É verdade que a celebração do 7 de
setembro entre nós sempre foi uma festa para o povo, nunca uma festa do povo.
Nisso ela se aproxima mais da celebração da data nacional na antiga União
Soviética, marcada pela exibição de poderio militar, do que do 4 de julho
americano, uma festa integralmente popular. Entre nós, até os estudantes,
forçados a participar, tinham que marchar e no velho estilo de martelar o chão
com as solas dos sapatos. Este tipo de desfile nada tinha, e nada tem, a ver
com os fatos de nossa independência.
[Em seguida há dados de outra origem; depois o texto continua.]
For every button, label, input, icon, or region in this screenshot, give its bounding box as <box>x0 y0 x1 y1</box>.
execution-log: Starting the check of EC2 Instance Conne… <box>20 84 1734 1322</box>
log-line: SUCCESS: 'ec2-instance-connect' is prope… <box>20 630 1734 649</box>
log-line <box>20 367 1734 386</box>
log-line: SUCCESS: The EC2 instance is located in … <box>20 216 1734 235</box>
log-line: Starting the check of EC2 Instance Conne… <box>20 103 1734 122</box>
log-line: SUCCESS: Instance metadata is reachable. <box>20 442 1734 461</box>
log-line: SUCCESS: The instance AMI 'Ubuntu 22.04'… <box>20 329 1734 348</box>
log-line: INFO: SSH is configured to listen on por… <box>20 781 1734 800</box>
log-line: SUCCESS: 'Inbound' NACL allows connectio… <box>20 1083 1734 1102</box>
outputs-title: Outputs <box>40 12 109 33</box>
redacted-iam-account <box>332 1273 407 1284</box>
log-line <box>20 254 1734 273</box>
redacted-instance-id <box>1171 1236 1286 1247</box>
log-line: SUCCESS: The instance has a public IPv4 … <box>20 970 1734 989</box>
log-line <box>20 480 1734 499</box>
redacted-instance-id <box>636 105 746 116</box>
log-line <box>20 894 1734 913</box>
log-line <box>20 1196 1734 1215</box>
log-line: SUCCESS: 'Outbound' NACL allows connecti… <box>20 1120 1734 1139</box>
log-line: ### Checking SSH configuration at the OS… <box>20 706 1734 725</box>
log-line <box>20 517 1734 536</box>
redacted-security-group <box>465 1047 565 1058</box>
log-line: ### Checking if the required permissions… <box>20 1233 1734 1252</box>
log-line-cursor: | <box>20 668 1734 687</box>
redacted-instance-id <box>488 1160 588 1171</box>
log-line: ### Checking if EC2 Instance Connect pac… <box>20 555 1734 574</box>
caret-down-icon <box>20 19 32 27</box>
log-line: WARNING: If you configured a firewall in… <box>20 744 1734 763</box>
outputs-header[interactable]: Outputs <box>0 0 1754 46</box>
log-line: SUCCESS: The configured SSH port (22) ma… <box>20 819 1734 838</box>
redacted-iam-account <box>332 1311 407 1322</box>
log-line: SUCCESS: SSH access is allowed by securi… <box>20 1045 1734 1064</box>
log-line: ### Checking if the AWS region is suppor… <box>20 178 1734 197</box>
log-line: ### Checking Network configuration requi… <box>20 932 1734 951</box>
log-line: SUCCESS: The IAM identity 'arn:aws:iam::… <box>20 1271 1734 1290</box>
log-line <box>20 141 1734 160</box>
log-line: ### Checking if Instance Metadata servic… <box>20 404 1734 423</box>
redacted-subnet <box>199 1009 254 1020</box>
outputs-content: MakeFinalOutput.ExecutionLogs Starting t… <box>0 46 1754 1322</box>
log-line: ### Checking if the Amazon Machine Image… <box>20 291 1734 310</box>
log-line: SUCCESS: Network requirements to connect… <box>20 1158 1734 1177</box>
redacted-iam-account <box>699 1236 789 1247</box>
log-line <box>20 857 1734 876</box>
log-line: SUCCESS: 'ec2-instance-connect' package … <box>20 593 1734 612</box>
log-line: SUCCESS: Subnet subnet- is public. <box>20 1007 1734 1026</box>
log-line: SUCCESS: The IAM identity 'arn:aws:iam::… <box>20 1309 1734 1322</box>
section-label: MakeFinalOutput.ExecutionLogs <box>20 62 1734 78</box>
Ela não se fez no 7 de setembro de 1822,
como quer o quadro famoso de Pedro Américo, no qual se exalta Dom Pedro, espada
erguida diante do séquito militar. Houve muito povo nos acontecimentos
anteriores e posteriores ao dia 7. Basta lembrar que Dom Pedro foi quase
constrangido a ficar no Brasil por um manifesto de 8 mil habitantes de uma
cidade de 150 mil, e que, dois dias depois, 10 mil pessoas se reuniram no Campo
de Santana para enfrentar, armas na mão, a Divisão Auxiliadora portuguesa,
afinal expulsa do país. Fora da capital, a independência custou sangue de
brasileiros na Bahia, no Maranhão, no Piauí, no Pará. Nossa emancipação é mais
adequadamente representada na fantasia do quadro de François-René Moreaux, de
1844, que mostra Dom Pedro no meio do povo erguendo o chapéu. Ou mesmo no
quadro de Debret sobre a aclamação do imperador em 12 de outubro de 1822, onde
ele aparece em uma janela sendo ovacionado pelo povo.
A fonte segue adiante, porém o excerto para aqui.